Shawan Jabarin Denied Right to Travel to Galway

Tomorrow, we begin two days of events to mark the tenth anniversary of activities of the Irish Centre for Human Rights. One of our honoured guests was to be Shawan Jabarin, the director of the Palestinian NGO Al Haq. Shawan completed our LLM programme some years ago, and we will honour him at a banquet tomorrow as a distinguished graduate. Alas, Israel will not allow Shawan the right to travel. Yesterday, the Israeli embassy in Dublin - cloaked by diplomatic immunity - issued a nasty statement accusing him of terrorism, based upon secret evidence allegedly presented to courts in Israel but which Shawan has never seen and cannot contest.
The Irish Minister of Foreign Affairs, Micheal Martin, responded today in the Dail (one of the houses of the Irish Parliament) to a question about Shawan:


                                                                        Question No. 13

Parliamentary Question - Dept Details

To ask the Minister for Foreign Affairs his views on the case of Shawan Jabarin, the director of the human rights agency Al-Haq who is a graduate of the Irish Centre for Human Rights at NUI Galway and who hopes to travel to an anniversary event for this centre in Galway but at present will not be in a position to do so due to the travel ban imposed by the Israeli State; if efforts will be made in order to assist his passage; and if he will make a statement on the matter.
- Jack Wall.

For ORAL answer on Thursday, 18th November, 2010.

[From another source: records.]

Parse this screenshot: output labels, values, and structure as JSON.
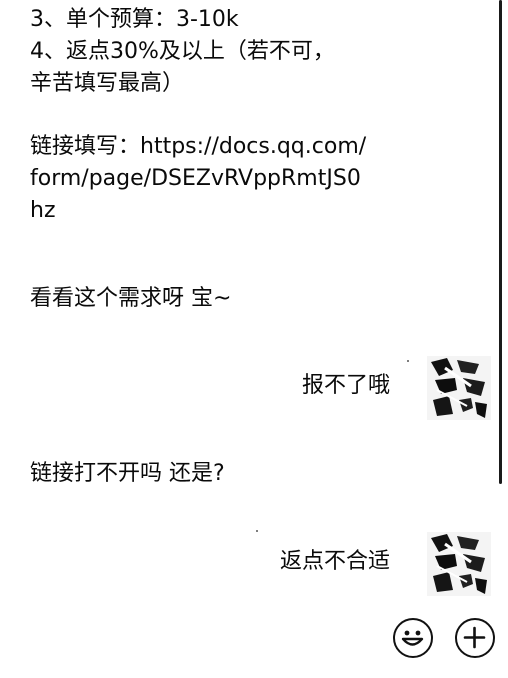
{
  "messages": [
    {
      "side": "left",
      "lines": [
        "3、单个预算：3-10k",
        "4、返点30%及以上（若不可，",
        "辛苦填写最高）"
      ]
    },
    {
      "side": "left",
      "lines": [
        "链接填写：https://docs.qq.com/",
        "form/page/DSEZvRVppRmtJS0",
        "hz"
      ]
    },
    {
      "side": "left",
      "lines": [
        "看看这个需求呀 宝~"
      ]
    },
    {
      "side": "right",
      "lines": [
        "报不了哦"
      ],
      "avatar": "user-avatar"
    },
    {
      "side": "left",
      "lines": [
        "链接打不开吗 还是?"
      ]
    },
    {
      "side": "right",
      "lines": [
        "返点不合适"
      ],
      "avatar": "user-avatar"
    }
  ],
  "toolbar": {
    "emoji_icon": "smiley-icon",
    "add_icon": "plus-circle-icon"
  }
}
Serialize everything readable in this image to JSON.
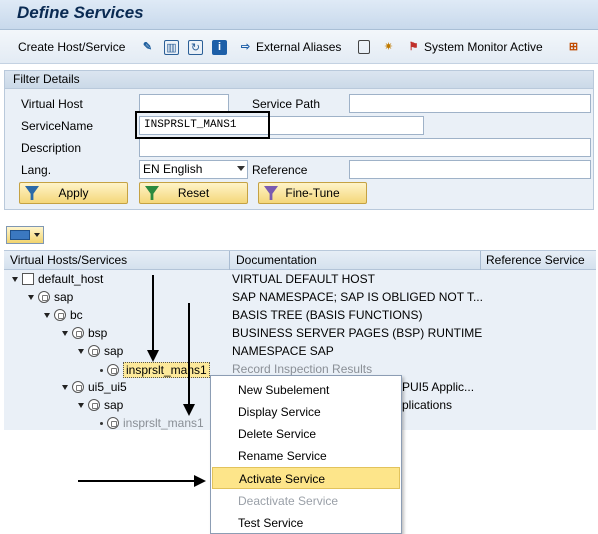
{
  "title": "Define Services",
  "toolbar": {
    "create_host": "Create Host/Service",
    "external_aliases": "External Aliases",
    "system_monitor": "System Monitor Active"
  },
  "filter": {
    "header": "Filter Details",
    "virtual_host_label": "Virtual Host",
    "virtual_host_value": "",
    "service_path_label": "Service Path",
    "service_path_value": "",
    "service_name_label": "ServiceName",
    "service_name_value": "INSPRSLT_MANS1",
    "description_label": "Description",
    "description_value": "",
    "lang_label": "Lang.",
    "lang_value": "EN English",
    "reference_label": "Reference",
    "reference_value": "",
    "apply": "Apply",
    "reset": "Reset",
    "fine_tune": "Fine-Tune"
  },
  "tree": {
    "columns": [
      "Virtual Hosts/Services",
      "Documentation",
      "Reference Service"
    ],
    "rows": [
      {
        "name": "default_host",
        "doc": "VIRTUAL DEFAULT HOST"
      },
      {
        "name": "sap",
        "doc": "SAP NAMESPACE; SAP IS OBLIGED NOT T..."
      },
      {
        "name": "bc",
        "doc": "BASIS TREE (BASIS FUNCTIONS)"
      },
      {
        "name": "bsp",
        "doc": "BUSINESS SERVER PAGES (BSP) RUNTIME"
      },
      {
        "name": "sap",
        "doc": "NAMESPACE SAP"
      },
      {
        "name": "insprslt_mans1",
        "doc": "Record Inspection Results"
      },
      {
        "name": "ui5_ui5",
        "doc": "PUI5 Applic..."
      },
      {
        "name": "sap",
        "doc": "plications"
      },
      {
        "name": "insprslt_mans1",
        "doc": ""
      }
    ]
  },
  "context_menu": [
    {
      "label": "New Subelement",
      "state": "normal"
    },
    {
      "label": "Display Service",
      "state": "normal"
    },
    {
      "label": "Delete Service",
      "state": "normal"
    },
    {
      "label": "Rename Service",
      "state": "normal"
    },
    {
      "label": "Activate Service",
      "state": "highlighted"
    },
    {
      "label": "Deactivate Service",
      "state": "disabled"
    },
    {
      "label": "Test Service",
      "state": "normal"
    }
  ],
  "colors": {
    "highlight": "#fde58a",
    "button": "#f4d77a",
    "panel": "#eaf0f7",
    "title": "#0a2a52"
  }
}
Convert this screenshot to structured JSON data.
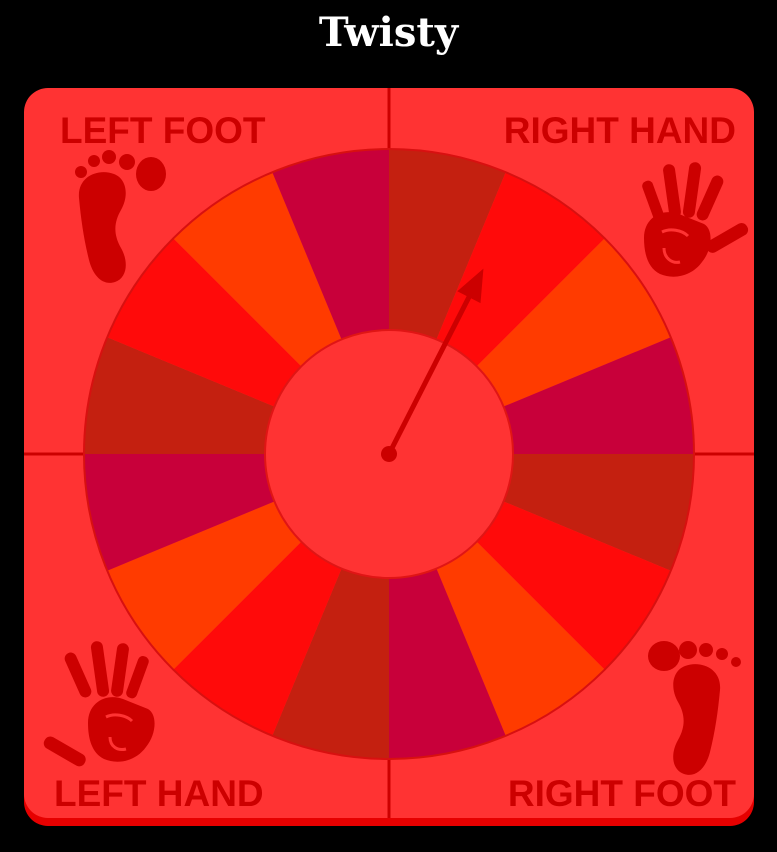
{
  "app": {
    "title": "Twisty"
  },
  "board": {
    "quadrants": {
      "top_left": {
        "label": "LEFT FOOT",
        "icon": "foot-icon"
      },
      "top_right": {
        "label": "RIGHT HAND",
        "icon": "hand-icon"
      },
      "bottom_left": {
        "label": "LEFT HAND",
        "icon": "hand-icon"
      },
      "bottom_right": {
        "label": "RIGHT FOOT",
        "icon": "foot-icon"
      }
    }
  },
  "spinner": {
    "segment_count": 16,
    "segment_colors": [
      "#c42010",
      "#ff0a0a",
      "#ff3b00",
      "#c8003a"
    ],
    "pointer_angle_deg": 27
  },
  "colors": {
    "page_background": "#000000",
    "board_background": "#ff3333",
    "board_shadow": "#e60000",
    "accent_dark": "#cc0000",
    "title_text": "#ffffff"
  }
}
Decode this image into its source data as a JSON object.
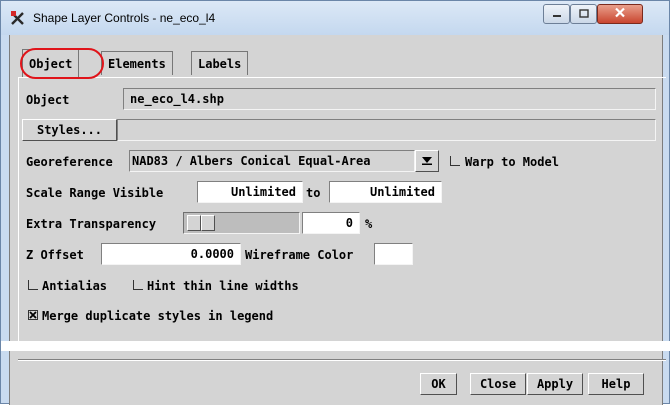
{
  "window": {
    "title": "Shape Layer Controls - ne_eco_l4",
    "app_icon": "tntmips-app-icon",
    "controls": [
      "minimize-icon",
      "maximize-icon",
      "close-icon"
    ]
  },
  "tabs": [
    {
      "label": "Object",
      "active": true
    },
    {
      "label": "Elements",
      "active": false
    },
    {
      "label": "Labels",
      "active": false
    }
  ],
  "object": {
    "label": "Object",
    "value": "ne_eco_l4.shp"
  },
  "styles": {
    "button_label": "Styles...",
    "value": ""
  },
  "georeference": {
    "label": "Georeference",
    "selected": "NAD83 / Albers Conical Equal-Area",
    "warp_label": "Warp to Model",
    "warp_checked": false
  },
  "scale_range": {
    "label": "Scale Range Visible",
    "min": "Unlimited",
    "to_label": "to",
    "max": "Unlimited"
  },
  "transparency": {
    "label": "Extra Transparency",
    "value": "0",
    "unit": "%",
    "level_fraction": 0.0
  },
  "z_offset": {
    "label": "Z Offset",
    "value": "0.0000",
    "wireframe_label": "Wireframe Color"
  },
  "options": {
    "antialias_label": "Antialias",
    "antialias_checked": false,
    "hint_label": "Hint thin line widths",
    "hint_checked": false,
    "merge_label": "Merge duplicate styles in legend",
    "merge_checked": true
  },
  "footer": {
    "ok": "OK",
    "close": "Close",
    "apply": "Apply",
    "help": "Help"
  },
  "colors": {
    "highlight_ring": "#e0141a",
    "window_chrome": "#c9dbf0",
    "dialog_face": "#d4d4d4"
  }
}
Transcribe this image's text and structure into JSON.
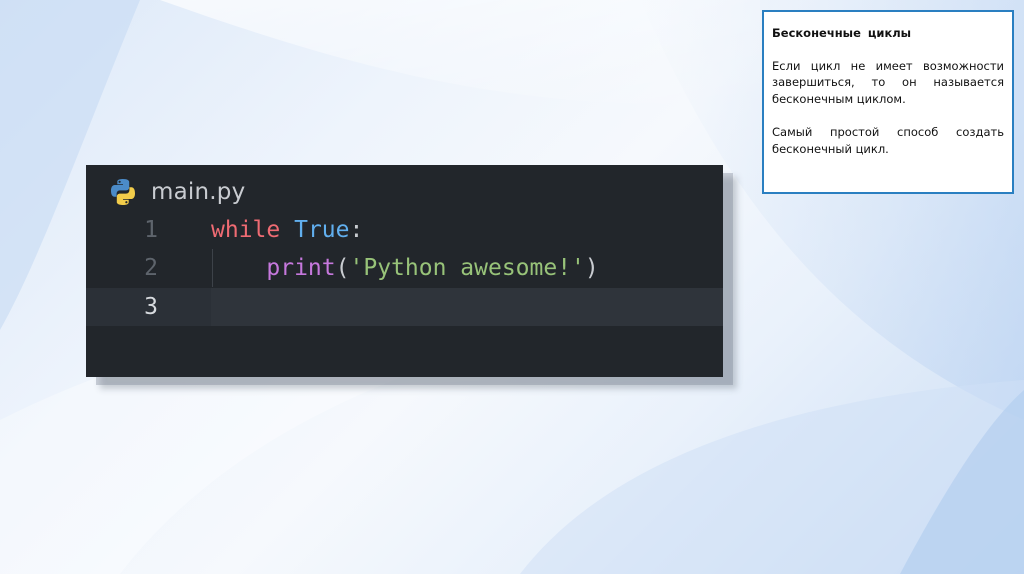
{
  "editor": {
    "tab_title": "main.py",
    "tab_icon": "python-logo-icon",
    "lines": [
      {
        "number": "1",
        "tokens": [
          {
            "t": "while",
            "k": "kw"
          },
          {
            "t": " ",
            "k": "punc"
          },
          {
            "t": "True",
            "k": "cst"
          },
          {
            "t": ":",
            "k": "punc"
          }
        ]
      },
      {
        "number": "2",
        "tokens": [
          {
            "t": "    ",
            "k": "punc"
          },
          {
            "t": "print",
            "k": "fn"
          },
          {
            "t": "(",
            "k": "punc"
          },
          {
            "t": "'Python awesome!'",
            "k": "str"
          },
          {
            "t": ")",
            "k": "punc"
          }
        ]
      },
      {
        "number": "3",
        "tokens": []
      }
    ],
    "current_line": 3
  },
  "note": {
    "title": "Бесконечные  циклы",
    "paragraph1": "Если цикл не имеет возможности завершиться, то он называется бесконечным циклом.",
    "paragraph2": "Самый простой способ создать бесконечный цикл."
  },
  "colors": {
    "editor_bg": "#22262b",
    "keyword": "#ef6b73",
    "constant": "#61afef",
    "function": "#c678dd",
    "string": "#98c379",
    "note_border": "#2a7fc1"
  }
}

Ref No:   43161/10     Lottery:   12                                                                             


 REPLY

Shawan Jabarin is the Director of Al-Haq, an important and respected Palestinian human rights organisation which is supported by Irish Aid. Through our Mission in Ramallah my Department has regular contacts with Al Haq and with Mr. Jabarin personally.

He has been consistently refused permission to leave Palestine since June 2006, when he returned from a fellowship at the Irish Centre for Human Rights at NUI Galway. Ireland and other EU partners have made representations to allow him to travel to human rights events in Europe, but without success. The Israeli authorities have insisted that they have serious security concerns in relation to Mr. Jabarin, and this view has been upheld by Israeli courts, although the evidence on which it was based has remained secret.

On this occasion Mr. Jabarin has been refused permission to travel to the tenth anniversary event of the Irish Centre for Human Rights, which takes place tomorrow, and I understand he intends to participate by video link. We will continue to urge that he be allowed to travel and represent human rights concerns in Palestine.

2 comments:

  1. They are afraid that he might blow himself up at a Pizza Hut in Galway.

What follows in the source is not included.